« Il n'y a pas de plus grand poète.
Il y a la poésie. »

Paul Fort (Canzone du vrai de vrai / Portraits sur le sable)

VENGE LES ANGES

 

 

 

 

 

HAVANGE

Il y avait beaucoup d’anges dans l’air. Mais comme ils n’étaient plus en libre service on les a poussés dans un large trou d’où ils s’envolèrent comme de vivants sacs plastiques à l’ère atomique. Depuis dans les basses fosses des rétroviseurs coule de l’huile pour colmater les plaies de la terre dont aucune ne nous est épargnée.

 

TALANGE

À longtemps marcher dans la nuit noire j’avais l‘impression d’être poursuivi par des monstres non identifiés qui portaient le visage d’homme. Leurs faisceaux à peine lumineux fouillaient en haut la rambarde de sécurité. Ils jouaient à faire semblant de ralentir avant de disparaître le long de la route. Ainsi je dus suivre ces lignes comme un automate pendant une dizaine de kilomètres sans me faire écraser. Il me fallait du rythme de quoi oublier la douleur qui montait à l’assaut de ma cheville. Après avoir vu la tristesse de près dans ces sentiers maigrichons et ces passerelles bosselées de rouille je n’aspirai qu’à regagner ma chambre. Hélas il se faisait tard. Une ampoule de forme indéterminée éclairait mes arrières. Demain je devrais rester immobile à observer ce bout de maladie d’enfance qui colle à la peau comme une bulle peignant à sa surface la fragilité de mes rêves.

 

HESPERANGE

Si loin vers la frontière du Nord la noirceur des choses ne peut que s’inverser. Il est vrai que dans ces vallées minières la vêture des arbres et des maisons s’épaissit comme s’ils avaient été plongés trop longtemps dans la boue. Sur les plaines qui leur succèdent seul le cadastre impose des limites. On est dans l’indécision la plus totale l’expectative de la solitude. Faute de pouvoir passer de l’autre côté la nature a disposé là quelques unes de ces étendues vierges à priori sans intérêt. Pourtant il y a derrière d’infinis vergers dont les fleurs d’été se dispersent du matelas des anges aux plumes suspendues entre deux mondes. Et dans l’arrière saison des veillées calmes les pommes y sont délicieuses. Il faut s’enfoncer à l’intérieur pour que ces fruits soudain vous apparaissent. Ainsi parlent nos ancêtres les parchemins. C’est pourquoi depuis toutes ces années je cherche des pommiers sur cette île et ne trouve que des bornes semi-enterrées.

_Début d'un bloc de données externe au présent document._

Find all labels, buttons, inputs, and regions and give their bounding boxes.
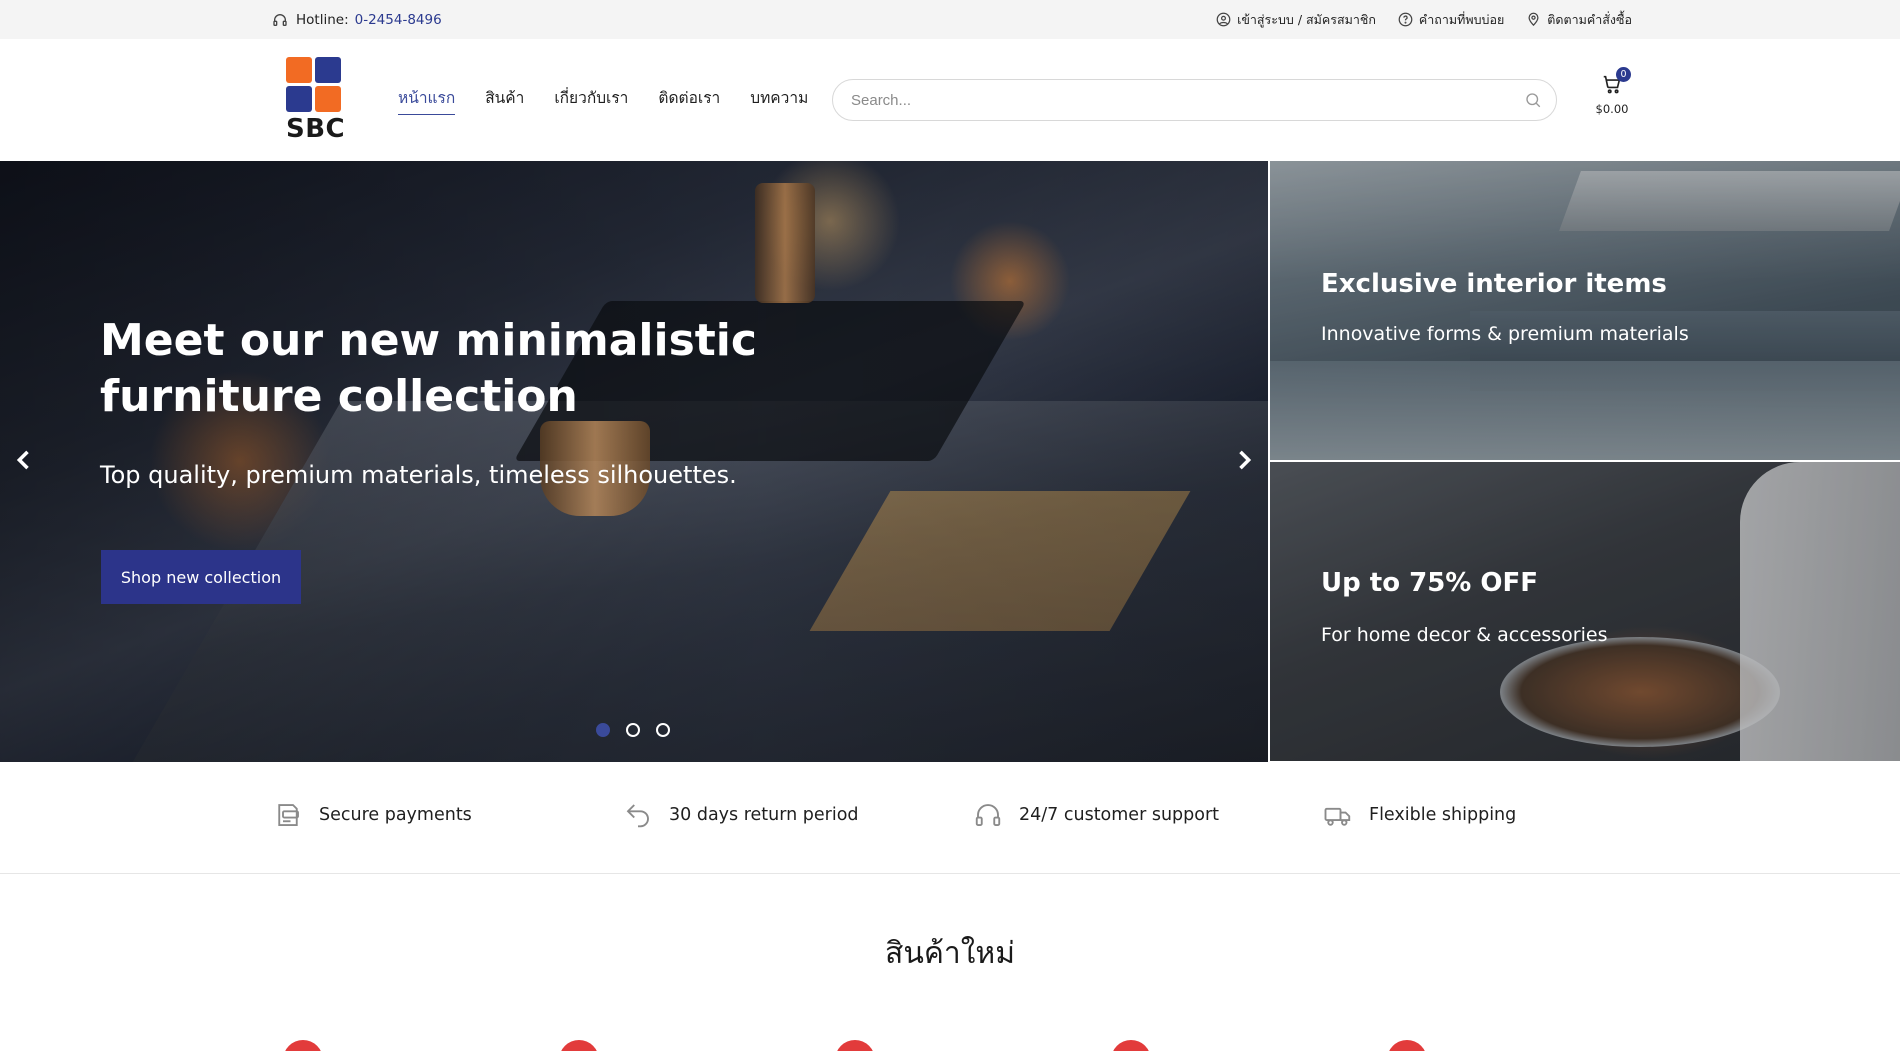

Patrice Maltaverne / Venge les anges (extraits)
« Patrice Maltaverne habite en Lorraine, plus précisément à Metz (Moselle). Dans le coin, les villes et villages dont le nom se termine par -ange foisonnent. Patrice les a choisis comme thème de ce recueil, rempli d’anges et — qui sait? — de démons. …/… » (N.D.E.).